In this tutorial, we will study Collation in MySQL. Let’s get right into the topic without any further ado.

Also read: MySQL COALESCE() Function

Introduction to MySQL Collation

A MySQL collation is basically a set of rules which is used to compare the characters in a character set. A character set is a set of characters that is legal in a string. Each character set has one default collation and it can have more than one collation but two character sets cannot have the same collation. The character sets are compared using the corresponding encoding technique.

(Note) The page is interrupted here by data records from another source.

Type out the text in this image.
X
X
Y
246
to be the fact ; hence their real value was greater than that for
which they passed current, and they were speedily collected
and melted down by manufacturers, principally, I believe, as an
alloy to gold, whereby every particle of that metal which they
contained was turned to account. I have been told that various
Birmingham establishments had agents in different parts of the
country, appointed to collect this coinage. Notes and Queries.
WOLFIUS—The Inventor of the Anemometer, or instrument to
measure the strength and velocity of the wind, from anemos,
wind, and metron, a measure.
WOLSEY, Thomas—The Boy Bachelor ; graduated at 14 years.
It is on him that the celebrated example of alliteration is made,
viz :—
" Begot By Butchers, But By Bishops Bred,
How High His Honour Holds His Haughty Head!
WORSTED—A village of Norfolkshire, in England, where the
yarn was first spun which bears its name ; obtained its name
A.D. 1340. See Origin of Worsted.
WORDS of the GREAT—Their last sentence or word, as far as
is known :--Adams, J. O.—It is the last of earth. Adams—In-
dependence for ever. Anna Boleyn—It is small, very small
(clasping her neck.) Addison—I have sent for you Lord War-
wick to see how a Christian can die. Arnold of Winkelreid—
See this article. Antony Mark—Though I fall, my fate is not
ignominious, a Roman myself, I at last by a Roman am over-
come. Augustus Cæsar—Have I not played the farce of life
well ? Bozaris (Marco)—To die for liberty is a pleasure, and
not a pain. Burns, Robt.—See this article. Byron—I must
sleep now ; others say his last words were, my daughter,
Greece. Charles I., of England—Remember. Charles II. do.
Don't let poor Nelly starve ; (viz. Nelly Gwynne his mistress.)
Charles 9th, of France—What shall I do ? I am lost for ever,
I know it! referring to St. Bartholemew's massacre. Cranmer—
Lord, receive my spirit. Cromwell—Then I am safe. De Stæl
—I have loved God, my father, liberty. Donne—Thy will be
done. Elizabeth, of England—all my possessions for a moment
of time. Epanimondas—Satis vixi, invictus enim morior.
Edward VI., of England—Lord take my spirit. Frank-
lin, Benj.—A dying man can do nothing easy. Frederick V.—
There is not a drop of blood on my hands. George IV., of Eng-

The below statement is used to see the default collation of the character sets-

Show character set;
Character Set
Character Set

Here in the collation column, _ci means case insensitive, _cs means case sensitive and _bi means binary.

If we want to see all the collations for a given character set, the below statement will be used-

SHOW COLLATION LIKE 'latin1%';

Output-

Collation 1
Collation 1

MySQL Collation – Character set and collations

In MySQL, we can set character sets and collations at four different levels-

  • Server
  • Database
  • Table
  • Column

Also read: MySQL CREATE TABLE – How to create a table in MySQL?

Setting character sets and collations at the server level

In MySQL the default character set is latin1 and the default collation is latin_swedish_ci.

We can specify the character set at the server startup and then MySQL will use collations of that character set. Also, both character set and collation can be specified at the server startup then MySQL will use that for every database.

The syntax for changing the character set utf8 and collation to utf8_unicode_cs for server-

>mysqld --character-set-server=utf8 --collation-server=utf8_unicode_cs

Setting character sets and collations at the database level

When the database is created and the character set and collation are not specified then MySQL uses the default character set and collation of the server for a new database. To change the character set and collation at the database level, use the following syntax-

Create Database database_name
Character Set character_set_name
Collate collation_name;

or we can use Alter Database

Alter Database database_name
Character Set character_set_name
Collate collation_name;

Setting character sets and collations at the table level

A database contains tables whose character sets and collations may be different from the character sets and collations at the database level. To specify the character set and collation of the table use the following syntax –

Create Table table_name(
   ...
)
Character Set character_set_name
Collate collation_name;

or we can use Alter Table statement-

Alter Table table_name(
  ...
)
Character Set character_set_name
Collate collation_name;

Setting character sets and collations at the column level

A column has data types such as char, varchar, and text so it can have its own character set and collation which may be different from the table. To change the character set and collation of a particular column, use the following-

column_name [CHAR | VARCHAR | TEXT] (length)
Character Set character_set_name
Collate collation_name

Example

First, we will create a database adb and set the character set as utf8 and collation as utf8_unicode_ci

Create Database adb
Character Set utf8
Collate utf8_unicode_ci;

Now let us create a table named mytable in the database adb

Use adb;
 
Create Table mytable(
    a1 char(50)
);

Since we have not specified the character set and collation of the table, it will use the default character set and collation of the database. Let us change the character set to latin1 and collation to latin1_swedish_ci of the table-

Alter Table t1
Character Set latin1
Collate latin1_swedish_ci;

Conclusion

In this tutorial, we studied Collation and character sets in MySQL. For more reference, check out the official documentation of MySQL.